Perhaps this is a romanticised view of the country currently at the centre of the euro storm, and which has not always displayed firm navigation. Yet compare Germany powering away into significant growth with the UK's economy hardly growing at all. This is no time for British disdain. Indeed the patronising lectures delivered to the Germans and French in the late 1990s by Tony Blair and Gordon Brown on the virtues of the British model seem even more preposterously patronising now than they did at the time.

On the same day as I received that email, I heard from some of those associated with Blue Labour, a phenomenon I had viewed with instinctive suspicion, without knowing very much about it. They are highly critical of the Blair/Brown economic policy. When asked for an alternative closer to their way of thinking, they reply without hesitation: Germany. Blue Labour (a poor, misleading title) is not old Labour, nor is it a homage to David Cameron's "Big Society". To some extent, Germany is the model, with its collaborative industrial policies, focus on vocational education and regional banks more responsive to the needs of local business. Blue Labour is strongly in favour of policies that lead to a more vibrant private sector, but is scathing about the UK's dependency on the performance of the banks.

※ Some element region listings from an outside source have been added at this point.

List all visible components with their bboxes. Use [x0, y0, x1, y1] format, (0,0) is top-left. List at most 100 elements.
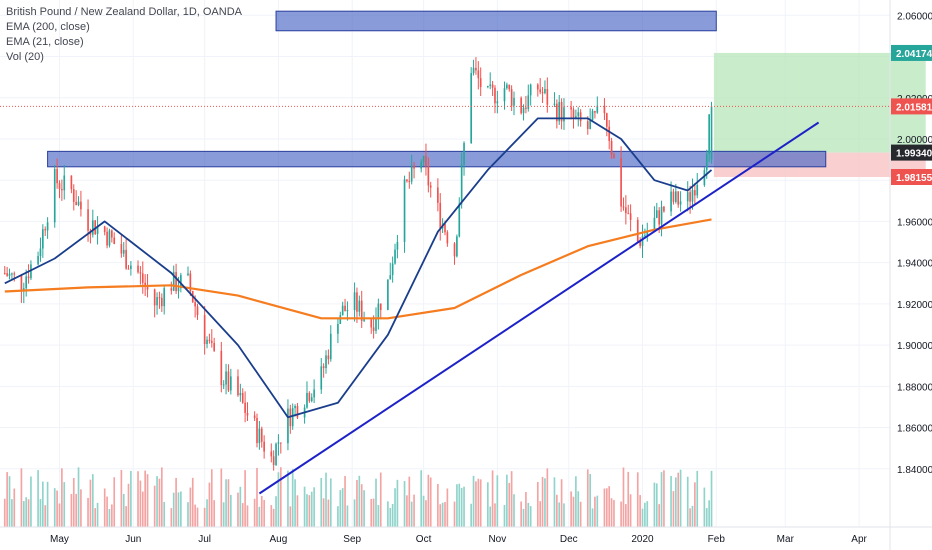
candle-body [139, 272, 142, 274]
candle-body [377, 303, 380, 320]
candle-body [308, 392, 311, 402]
candle-body [42, 229, 44, 249]
volume-bar [94, 508, 97, 527]
candle-body [655, 210, 658, 218]
volume-bar [53, 488, 56, 527]
volume-bar [203, 507, 206, 527]
volume-bar [670, 475, 672, 527]
volume-bar [491, 470, 494, 527]
volume-bar [596, 495, 599, 527]
candle-body [187, 273, 189, 276]
candle-body [625, 207, 627, 214]
candle-body [87, 209, 89, 231]
volume-bar [103, 488, 106, 527]
volume-bar [627, 471, 630, 527]
candle-body [327, 355, 330, 360]
x-tick-label: Mar [777, 534, 795, 545]
candle-body [491, 84, 494, 88]
volume-bar [586, 469, 589, 527]
volume-bar [589, 474, 591, 527]
candle-body [691, 190, 694, 202]
volume-bar [80, 489, 82, 527]
candle-body [194, 302, 196, 307]
volume-bar [256, 467, 258, 527]
candle-body [91, 220, 94, 235]
candle-body [413, 165, 415, 169]
y-tick-label: 1.88000 [897, 382, 932, 393]
volume-bar [137, 471, 139, 527]
volume-bar [408, 476, 411, 527]
volume-bar [275, 496, 277, 527]
price-label-badge [891, 144, 932, 161]
volume-bar [89, 479, 92, 527]
price-label-text: 2.04174 [896, 49, 932, 60]
candle-body [653, 217, 656, 231]
volume-bar [213, 500, 216, 527]
candle-body [406, 179, 408, 182]
candle-body [470, 73, 473, 144]
volume-bar [180, 491, 182, 527]
volume-bar [694, 482, 696, 527]
volume-bar [111, 504, 113, 527]
candle-body [379, 303, 382, 310]
volume-bar [8, 476, 11, 527]
volume-bar [37, 470, 39, 527]
candle-body [225, 371, 227, 385]
candle-body [494, 87, 496, 104]
volume-bar [613, 500, 615, 527]
candle-body [608, 126, 611, 141]
y-tick-label: 1.90000 [897, 341, 932, 352]
candle-body [570, 107, 572, 110]
volume-bar [61, 468, 63, 527]
volume-bar [441, 502, 444, 527]
volume-bar [696, 470, 699, 527]
volume-bar [553, 477, 556, 527]
candle-body [672, 191, 675, 202]
volume-bar [122, 493, 125, 527]
volume-bar [372, 498, 375, 527]
candle-body [77, 201, 80, 206]
candle-body [160, 297, 163, 307]
candle-body [137, 265, 139, 273]
candle-body [689, 192, 691, 202]
candle-body [256, 417, 258, 444]
volume-bar [629, 494, 632, 527]
candle-body [6, 273, 8, 276]
volume-bar [520, 501, 522, 527]
volume-bar [686, 476, 689, 527]
volume-bar [63, 482, 66, 527]
volume-bar [605, 488, 608, 527]
candle-body [46, 222, 49, 231]
volume-bar [674, 477, 677, 527]
volume-bar [579, 501, 582, 527]
volume-bar [58, 503, 61, 527]
volume-bar [289, 506, 292, 527]
candle-body [8, 273, 11, 276]
x-tick-label: Aug [270, 534, 288, 545]
legend-ema21[interactable]: EMA (21, close) [6, 36, 84, 48]
candle-body [53, 168, 56, 223]
volume-bar [229, 494, 232, 527]
volume-bar [3, 498, 6, 527]
legend-ema200[interactable]: EMA (200, close) [6, 21, 90, 33]
candle-body [506, 84, 508, 89]
volume-bar [463, 486, 465, 527]
volume-bar [194, 504, 196, 527]
volume-bar [477, 478, 480, 527]
candle-body [163, 288, 166, 307]
candle-body [353, 292, 356, 311]
volume-bar [489, 506, 492, 527]
volume-bar [260, 496, 263, 527]
candle-body [287, 408, 289, 444]
legend-volume[interactable]: Vol (20) [6, 51, 44, 63]
volume-bar [460, 487, 463, 527]
volume-bar [46, 481, 49, 527]
volume-bar [370, 498, 373, 527]
volume-bar [546, 468, 549, 527]
candle-body [422, 155, 425, 163]
volume-bar [394, 488, 396, 527]
candle-body [594, 111, 596, 113]
candle-body [403, 179, 406, 242]
candle-body [572, 109, 575, 119]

Blue Labour's analysis is much more interesting than I expected and leads to specific policy recommendations, always a test for fashionable concepts. It also provides a coherent analysis of New Labour's failings under both Blair and Brown. Blairites/Brownites and those around David Cameron often turned to the US for inspiration. Blue Labour's greater interest in Germany perhaps will drive the political agenda away from a simplistic focus on one type of market-based reforms, as if no others exist. There are many unanswered questions, but I suspect there is more to Blue Labour than meets the eye.

Of course in parts of the EU Germany is seen as an overwhelming problem, and the recent crises have led to introspective angst in Germany, too. British ministers in the last government were frustrated at Angela Merkel's slow response to the 2008 financial crisis, a frustration echoed now in the EU as she responds, at times tentatively, to the drama in Greece.

Last November, Merkel delivered a speech in Bruges, seen by some pro-Europeans as being as significant as the hostile words delivered by Margaret Thatcher in the late 1980s in the same location and on a partially similar theme: the need for consensus to emerge from the aspirations of individual countries rather than an assumption that there is a European consensus to which members will sign up. More immediately, Germany's booming exports and neurotically careful domestic spending do not help other exporters yearning for more buoyant markets. Germany is no idyll.

But at a time when yet another government here argues there is only one approach to "reform" and when some Conservatives ache to stand back from Europe and Greece, as if we will not suffer from the consequences of an economic collapse, there are lessons. Two defining slogans in the UK over the last 40 years have distorted everything. Margaret Thatcher declared, "There is no alternative". And both Tony Blair and David Cameron argue that the pivotal divide is between reformers and anti-reformers.

But there is an alternative. There is more than one reform. There is no escape from Germany.